Funny you should mention that. Laboratory courses in physics at my uni are known for enforcing arbitrary seeming rules where the TAs are sometimes unable to agree on what exactly those rules are. This is despite the fact that there are standards published by the national standards organisation concerning how to write down experimental data and how to properly deal with measurement errors. Which I can’t acces for free through my uni.
Standards often are arbitrary and not only seem to be that way.
But at least they are formalised and written down. In that damned course they are not.
Of course we can standardise science without much creative loss. We just have to be aware of the potential loss and give space to non-standardised methods. This is similar to how obviously we can standardise education or at least testing without much creative loss. In both cases people, usually teachers, bemoan some kind of loss of freedom or creativity. I posit that in both cases similar incentives stop standardisation being implemented.
More generally, we need a better picture of our social institutions to analyse this kind of situation. What do we want to encourage in science and education? If we can’t answer this question clearly we can’t give a clear answer to how we should design the specific institutions, among them standardisation.
How do you know this? How good are people at deliberately leaving room for non-standardized methods?
Good points. I think it’s easier to standardize education though, since you encounter more similar problems there all the time.
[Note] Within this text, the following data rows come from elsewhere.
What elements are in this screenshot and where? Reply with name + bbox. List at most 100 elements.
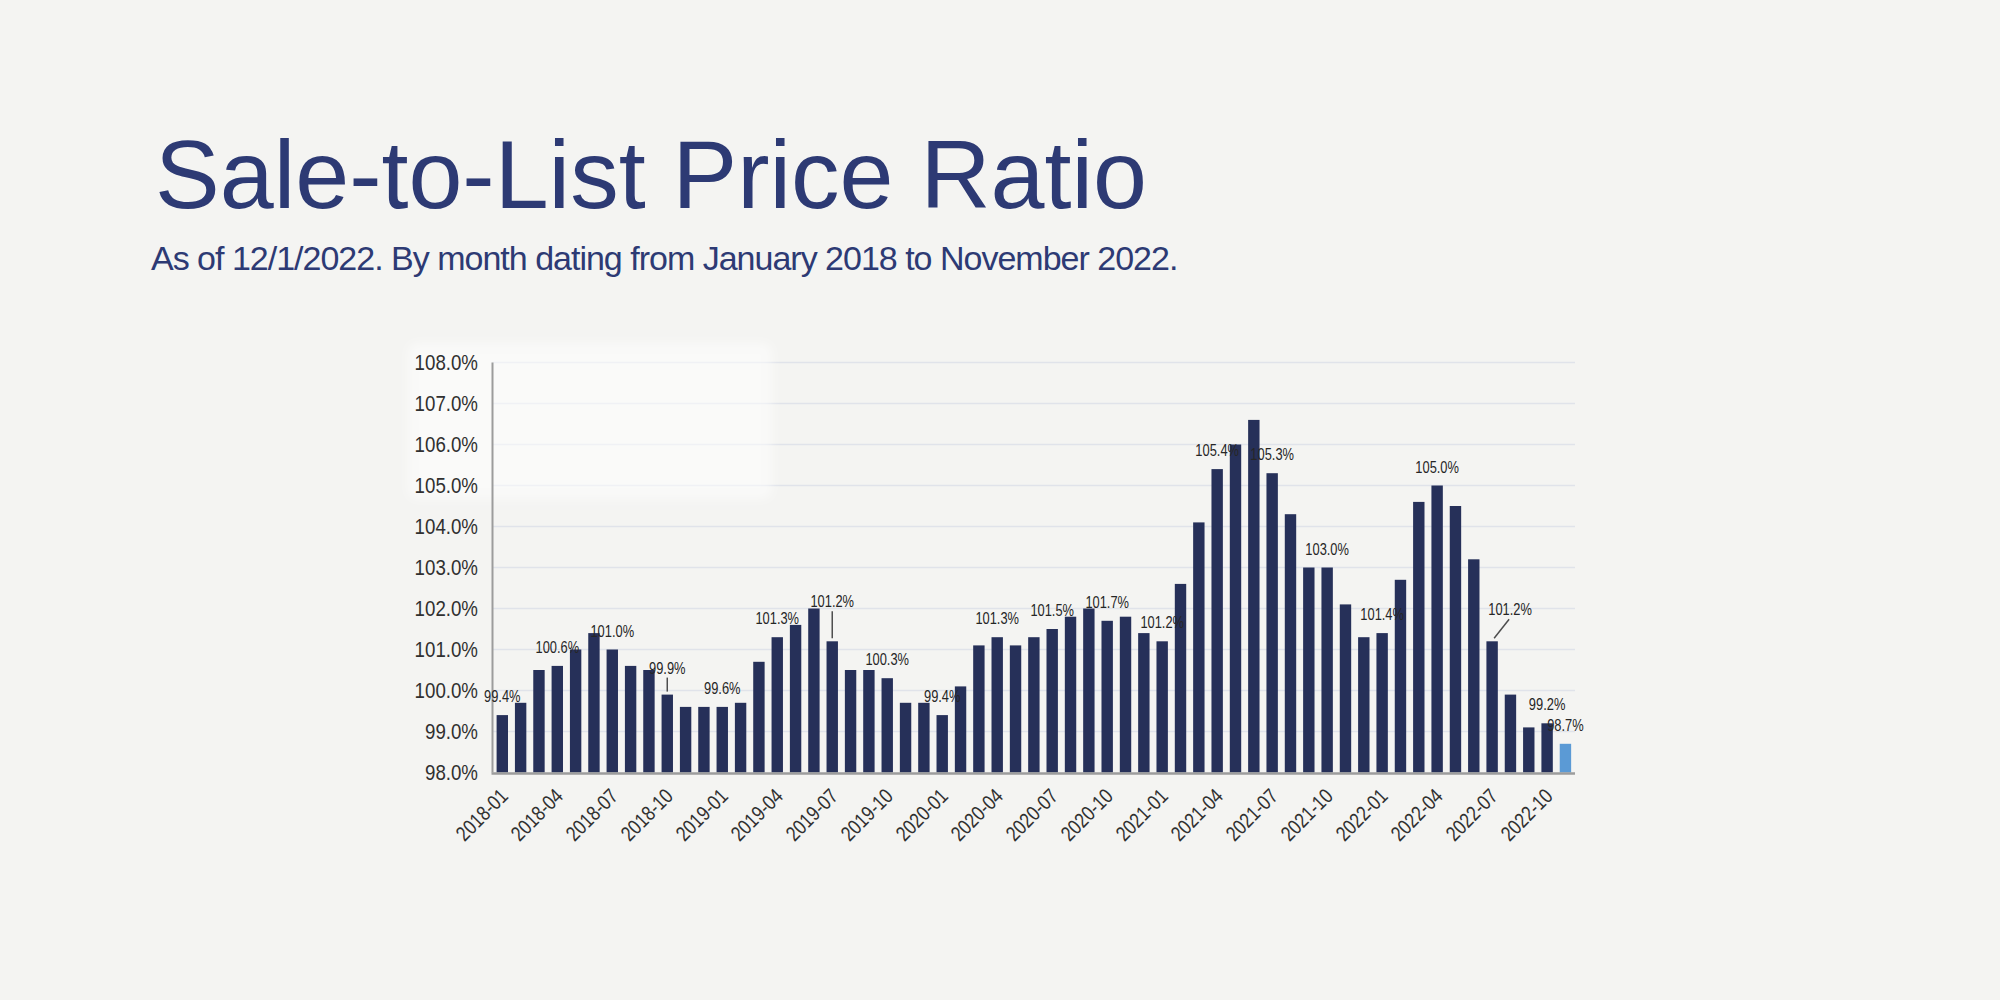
bar-label: 99.4% [484,687,521,705]
bar [1211,469,1222,772]
bar-label: 100.3% [865,650,909,668]
bar [552,666,563,773]
bar [1468,559,1479,772]
bar-label: 101.2% [1488,600,1532,618]
bar [1486,641,1497,772]
bar [1321,568,1332,773]
y-axis-label: 105.0% [415,473,478,498]
x-axis-label: 2021-01 [1111,784,1172,845]
y-axis-label: 98.0% [425,760,478,785]
bar-label: 101.2% [1140,613,1184,631]
bar-label: 103.0% [1305,540,1349,558]
x-axis-label: 2019-01 [671,784,732,845]
bar [1175,584,1186,773]
bar-chart: 98.0% 99.0% 100.0% 101.0% 102.0% 103.0% 104.0%… [0,0,2000,1000]
bar [698,707,709,773]
bar [992,637,1003,772]
bar [1450,506,1461,773]
x-axis-label: 2021-10 [1276,784,1337,845]
bar-label: 101.3% [755,609,799,627]
bar [937,715,948,772]
bar-label: 105.4% [1195,441,1239,459]
bar [1505,695,1516,773]
bar [1560,744,1571,773]
bar [1101,621,1112,773]
bar-label: 101.2% [810,592,854,610]
bar [1083,609,1094,773]
bar [1120,617,1131,773]
bar [1047,629,1058,773]
bar [1303,568,1314,773]
bar [1358,637,1369,772]
x-axis-label: 2019-04 [726,784,787,845]
page: Sale-to-List Price Ratio As of 12/1/2022… [0,0,2000,1000]
x-axis-label: 2022-01 [1331,784,1392,845]
bar [882,678,893,772]
bar [497,715,508,772]
bar [1138,633,1149,772]
bar-label: 105.3% [1250,445,1294,463]
y-axis-label: 106.0% [415,432,478,457]
bar [753,662,764,773]
x-axis-label: 2021-07 [1221,784,1282,845]
x-axis-label: 2018-10 [616,784,677,845]
bar-label: 99.2% [1529,695,1566,713]
bar [845,670,856,773]
bar-label: 99.6% [704,679,741,697]
bar [680,707,691,773]
bar [717,707,728,773]
bar-label: 98.7% [1547,716,1584,734]
x-axis-label: 2020-10 [1056,784,1117,845]
y-axis-label: 99.0% [425,719,478,744]
bar [1193,522,1204,772]
bar [1230,445,1241,773]
x-axis-label: 2020-07 [1001,784,1062,845]
y-axis-label: 108.0% [415,350,478,375]
bar [1413,502,1424,773]
bar [772,637,783,772]
bar [533,670,544,773]
x-axis-label: 2019-10 [836,784,897,845]
bar-label: 101.5% [1030,601,1074,619]
bar [662,695,673,773]
bar-label: 99.4% [924,687,961,705]
bar [1028,637,1039,772]
bar [808,609,819,773]
leader-line [1494,619,1509,638]
y-axis-label: 100.0% [415,678,478,703]
bar-label: 105.0% [1415,458,1459,476]
bar [735,703,746,773]
x-axis-label: 2022-04 [1386,784,1447,845]
bar [1340,604,1351,772]
bar-label: 101.3% [975,609,1019,627]
bar [643,670,654,773]
bar-label: 100.6% [535,638,579,656]
bar [918,703,929,773]
bar-label: 101.0% [590,622,634,640]
x-axis-label: 2021-04 [1166,784,1227,845]
y-axis-label: 101.0% [415,637,478,662]
bar [973,645,984,772]
bar [1065,617,1076,773]
bar-label: 101.4% [1360,605,1404,623]
bar [607,650,618,773]
x-axis-label: 2018-04 [506,784,567,845]
y-axis-label: 102.0% [415,596,478,621]
bar [900,703,911,773]
bar [827,641,838,772]
bar [625,666,636,773]
x-axis-label: 2020-01 [891,784,952,845]
x-axis-label: 2022-10 [1496,784,1557,845]
x-axis-label: 2019-07 [781,784,842,845]
bar [1266,473,1277,772]
bar [1156,641,1167,772]
bar [515,703,526,773]
bar-label: 99.9% [649,659,686,677]
x-axis-label: 2018-01 [451,784,512,845]
y-axis-label: 107.0% [415,391,478,416]
bar [1431,486,1442,773]
x-axis-label: 2018-07 [561,784,622,845]
x-axis-label: 2020-04 [946,784,1007,845]
y-axis-label: 104.0% [415,514,478,539]
bar [1285,514,1296,772]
Teaching nine-year olds arithmetic is a pretty similar problem regardless of what class you have (at least given a certain cultural setting) whereas scientific problems are more variable.
However, I also think that in both cases, people bemoan the loss of freedom/creativity too much. Sure, following standard practices is often more boring and less glamourous, but it’s also often more efficient. When industries using standardized techniques replaced artisans, people bemoaned that too, even though it enhanced productivity vastly.
I also agree we need a good picture of our social institutions (i.e. science in this case) to answer the question how we should approach standardization.
Interestingly, first I wanted to argue that standardisation benefited industry in their workings. It was then that I realised we don’t actually know what science is exactly working for, so we can’t define a ‘scientific supply chain’ and decide where we’d want to formalise procedures. So I dropped that line of argumentation and submitted the above post.
A modest proposal: Anyone wishing to create a file format will be forced to write out a 10 megabyte example of the format, by hand, without error, before the new format will be accepted.